2004: 2.7 ERA, .98 WHIP, 8.25 K/BB, 1.1 K/9

2005: 3.33 ERA, 1.06 WHIP, 5.64 K/BB, 0.9 K/9

2006: 3.82 ERA, 1.09 WHIP, 10.5 K/BB, 1.1 K/9

2007: 3.82 ERA, 1.24 WHIP, 2.86 K/BB, .75 K/9

First of all, before I say anything, look at that line for 2004.  Ben Sheets had 12 wins in 2004.  That’s all you need to know about the importance of the “win” stat.

But secondly, Sheets did have a bit of a down year in ‘07, at least by his standards.  The things that he’s known for, which are high strikeout totals and ridiculous strikeout/walk ratios, weren’t really there in 2007.  It’s mainly because his strikeouts took a significant dip.  They made his k/9 solid rather than good, and his k/bb good rather than superhuman.  It’s something that really makes approaching an extension tricky, because the Brewers might not want to give top-of-the-line starter money to a guy who’s now just good rather than elite.
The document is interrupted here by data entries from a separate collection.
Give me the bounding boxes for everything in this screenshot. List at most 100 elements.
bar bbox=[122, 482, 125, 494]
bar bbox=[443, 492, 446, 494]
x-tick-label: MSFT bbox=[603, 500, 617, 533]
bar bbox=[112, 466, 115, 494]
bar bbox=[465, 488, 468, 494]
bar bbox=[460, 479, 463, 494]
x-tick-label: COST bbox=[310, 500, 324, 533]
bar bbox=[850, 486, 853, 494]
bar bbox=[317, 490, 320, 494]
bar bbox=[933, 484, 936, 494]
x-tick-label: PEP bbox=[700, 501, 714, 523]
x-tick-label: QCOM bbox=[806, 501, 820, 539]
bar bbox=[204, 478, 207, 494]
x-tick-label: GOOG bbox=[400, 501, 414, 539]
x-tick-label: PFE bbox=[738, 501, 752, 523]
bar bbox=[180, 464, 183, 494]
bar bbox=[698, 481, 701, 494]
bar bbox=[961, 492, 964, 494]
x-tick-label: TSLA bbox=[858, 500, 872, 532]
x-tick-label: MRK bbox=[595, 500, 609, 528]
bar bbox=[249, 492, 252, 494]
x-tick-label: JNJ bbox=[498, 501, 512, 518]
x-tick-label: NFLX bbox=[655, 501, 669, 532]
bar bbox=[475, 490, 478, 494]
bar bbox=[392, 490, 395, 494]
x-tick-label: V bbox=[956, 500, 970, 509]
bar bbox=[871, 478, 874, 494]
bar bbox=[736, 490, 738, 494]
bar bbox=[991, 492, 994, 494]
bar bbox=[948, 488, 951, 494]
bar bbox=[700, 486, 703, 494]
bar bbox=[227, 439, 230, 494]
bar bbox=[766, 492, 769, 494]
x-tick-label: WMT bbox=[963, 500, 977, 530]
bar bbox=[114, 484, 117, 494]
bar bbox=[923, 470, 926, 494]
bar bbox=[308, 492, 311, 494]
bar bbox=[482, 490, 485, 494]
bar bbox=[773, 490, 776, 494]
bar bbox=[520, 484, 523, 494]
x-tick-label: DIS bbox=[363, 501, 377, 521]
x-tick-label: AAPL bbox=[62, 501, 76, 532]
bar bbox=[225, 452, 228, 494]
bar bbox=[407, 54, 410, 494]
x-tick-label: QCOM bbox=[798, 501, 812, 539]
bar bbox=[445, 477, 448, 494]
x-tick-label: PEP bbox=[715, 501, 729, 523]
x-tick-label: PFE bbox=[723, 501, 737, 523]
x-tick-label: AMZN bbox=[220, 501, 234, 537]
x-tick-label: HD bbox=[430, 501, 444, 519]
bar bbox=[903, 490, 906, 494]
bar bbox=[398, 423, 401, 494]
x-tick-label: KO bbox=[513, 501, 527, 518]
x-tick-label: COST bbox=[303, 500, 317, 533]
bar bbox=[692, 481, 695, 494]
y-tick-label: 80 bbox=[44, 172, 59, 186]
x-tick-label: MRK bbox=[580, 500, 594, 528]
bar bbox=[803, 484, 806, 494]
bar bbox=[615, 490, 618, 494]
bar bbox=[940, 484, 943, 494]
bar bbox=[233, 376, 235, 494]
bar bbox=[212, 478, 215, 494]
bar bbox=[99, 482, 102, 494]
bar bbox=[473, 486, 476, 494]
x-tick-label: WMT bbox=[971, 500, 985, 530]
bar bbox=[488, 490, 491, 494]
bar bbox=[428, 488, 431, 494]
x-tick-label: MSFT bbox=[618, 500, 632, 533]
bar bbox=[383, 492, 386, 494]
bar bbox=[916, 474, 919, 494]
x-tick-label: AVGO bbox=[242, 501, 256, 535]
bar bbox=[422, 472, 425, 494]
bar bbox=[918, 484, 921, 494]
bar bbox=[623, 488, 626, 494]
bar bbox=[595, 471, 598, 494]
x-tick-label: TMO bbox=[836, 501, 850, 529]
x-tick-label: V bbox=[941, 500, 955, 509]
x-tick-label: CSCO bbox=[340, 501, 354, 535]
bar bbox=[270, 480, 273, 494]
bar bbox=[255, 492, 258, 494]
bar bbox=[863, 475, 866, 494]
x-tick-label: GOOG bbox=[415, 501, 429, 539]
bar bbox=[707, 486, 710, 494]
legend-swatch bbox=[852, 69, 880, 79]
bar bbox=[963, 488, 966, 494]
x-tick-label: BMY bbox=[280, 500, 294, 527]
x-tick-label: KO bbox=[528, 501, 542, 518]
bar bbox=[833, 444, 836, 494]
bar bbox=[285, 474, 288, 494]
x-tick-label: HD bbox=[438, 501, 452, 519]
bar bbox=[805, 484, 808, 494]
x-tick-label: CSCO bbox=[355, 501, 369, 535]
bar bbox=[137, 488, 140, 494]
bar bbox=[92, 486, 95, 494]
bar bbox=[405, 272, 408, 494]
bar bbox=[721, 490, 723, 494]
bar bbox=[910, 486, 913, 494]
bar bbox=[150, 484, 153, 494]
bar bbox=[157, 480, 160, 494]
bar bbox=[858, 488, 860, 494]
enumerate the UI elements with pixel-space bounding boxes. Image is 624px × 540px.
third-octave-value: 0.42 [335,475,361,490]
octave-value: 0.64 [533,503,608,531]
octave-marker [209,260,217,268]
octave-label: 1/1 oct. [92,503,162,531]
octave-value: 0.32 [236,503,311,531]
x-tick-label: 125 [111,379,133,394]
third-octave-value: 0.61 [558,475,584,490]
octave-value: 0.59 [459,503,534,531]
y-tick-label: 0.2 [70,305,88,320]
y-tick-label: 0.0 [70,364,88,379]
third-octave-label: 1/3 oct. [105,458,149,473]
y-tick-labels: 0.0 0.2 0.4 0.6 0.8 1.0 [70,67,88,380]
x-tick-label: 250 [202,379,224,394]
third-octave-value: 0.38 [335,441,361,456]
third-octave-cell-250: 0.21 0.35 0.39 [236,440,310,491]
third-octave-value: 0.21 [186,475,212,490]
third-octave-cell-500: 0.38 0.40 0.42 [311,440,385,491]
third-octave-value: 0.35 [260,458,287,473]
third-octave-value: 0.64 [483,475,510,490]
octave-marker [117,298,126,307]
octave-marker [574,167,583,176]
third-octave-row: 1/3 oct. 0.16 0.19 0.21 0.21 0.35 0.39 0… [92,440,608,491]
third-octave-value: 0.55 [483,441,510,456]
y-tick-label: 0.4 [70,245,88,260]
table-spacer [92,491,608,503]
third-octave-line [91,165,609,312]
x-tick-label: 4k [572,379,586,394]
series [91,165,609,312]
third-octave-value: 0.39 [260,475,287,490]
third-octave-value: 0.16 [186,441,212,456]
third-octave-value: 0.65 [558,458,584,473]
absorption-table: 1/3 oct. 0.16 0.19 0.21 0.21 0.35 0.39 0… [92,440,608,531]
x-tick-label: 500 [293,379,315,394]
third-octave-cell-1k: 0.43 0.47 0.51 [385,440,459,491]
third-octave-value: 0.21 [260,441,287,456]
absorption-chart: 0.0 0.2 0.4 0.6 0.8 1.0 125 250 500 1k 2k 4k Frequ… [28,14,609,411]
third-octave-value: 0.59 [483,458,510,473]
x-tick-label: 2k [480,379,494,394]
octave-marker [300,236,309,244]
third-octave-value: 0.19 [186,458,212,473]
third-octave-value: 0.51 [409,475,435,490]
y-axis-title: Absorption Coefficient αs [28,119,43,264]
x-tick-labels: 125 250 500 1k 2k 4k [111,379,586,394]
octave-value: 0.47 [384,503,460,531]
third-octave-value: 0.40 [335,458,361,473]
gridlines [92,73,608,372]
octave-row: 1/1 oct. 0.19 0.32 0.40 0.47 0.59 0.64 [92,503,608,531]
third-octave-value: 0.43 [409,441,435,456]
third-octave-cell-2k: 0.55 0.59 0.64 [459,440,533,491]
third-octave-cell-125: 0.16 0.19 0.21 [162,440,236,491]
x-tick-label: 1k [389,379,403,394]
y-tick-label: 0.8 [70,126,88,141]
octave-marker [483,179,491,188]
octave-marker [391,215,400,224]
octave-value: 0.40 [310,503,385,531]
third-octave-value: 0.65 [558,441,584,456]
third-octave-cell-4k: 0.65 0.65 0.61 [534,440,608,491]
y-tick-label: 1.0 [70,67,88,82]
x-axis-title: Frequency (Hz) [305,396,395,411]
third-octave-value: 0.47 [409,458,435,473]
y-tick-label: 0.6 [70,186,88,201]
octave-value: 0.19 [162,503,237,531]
They are stuck in a catch-22:  If Sheets gets hurt again the Brewers won’t want to keep him; if he stays healthy (and pitches well) they won’t be able to keep him.

This might be true, but a very realistic scenario exists where it’s not.  If Sheets stays healthy and pitches well, the club should approach him about an extension during the season.  Rather than pulling a Barry Zito (everyone knew Oakland wasn’t going to re-sign him), try for a Jake Peavy, Carlos Zambrano or Roy Oswalt (all signed big extensions during the season).

If the Brewers are serious about re-signing Sheets, and I would definitely argue that they should be (again, IF he’s healthy), then they need to approach him during the season.  If they don’t, and he reaches free agency, the bidding will quickly escalate past what the Brewers should spend.

Sheets signed a below-market value with the Brewers once, so it’s feasible that he might do it again.  The Brewers just need to act as soon as they see he’s healthy and effective.  If he’s churning along around the All-Star Break, I’d make a strong push for it at that time.

In my opinion, Sheets is the most valuable impending free agent the Brewers have had since Paul Molitor left in 1993.  Sure, they had Greg Vaughn, Richie Sexson and Carlos Lee, but Sexson was the only one who approached Sheets’ level (Vaughn was past his prime and Lee was not a franchise player, thus not worth the huge contract).  Everyone knew Sexson wasn’t going to sign here though, and the situation with Sheets is a lot different.  I think the fact that the Brewers did not trade Sheets this past off-season really shows that they are going to try to keep him.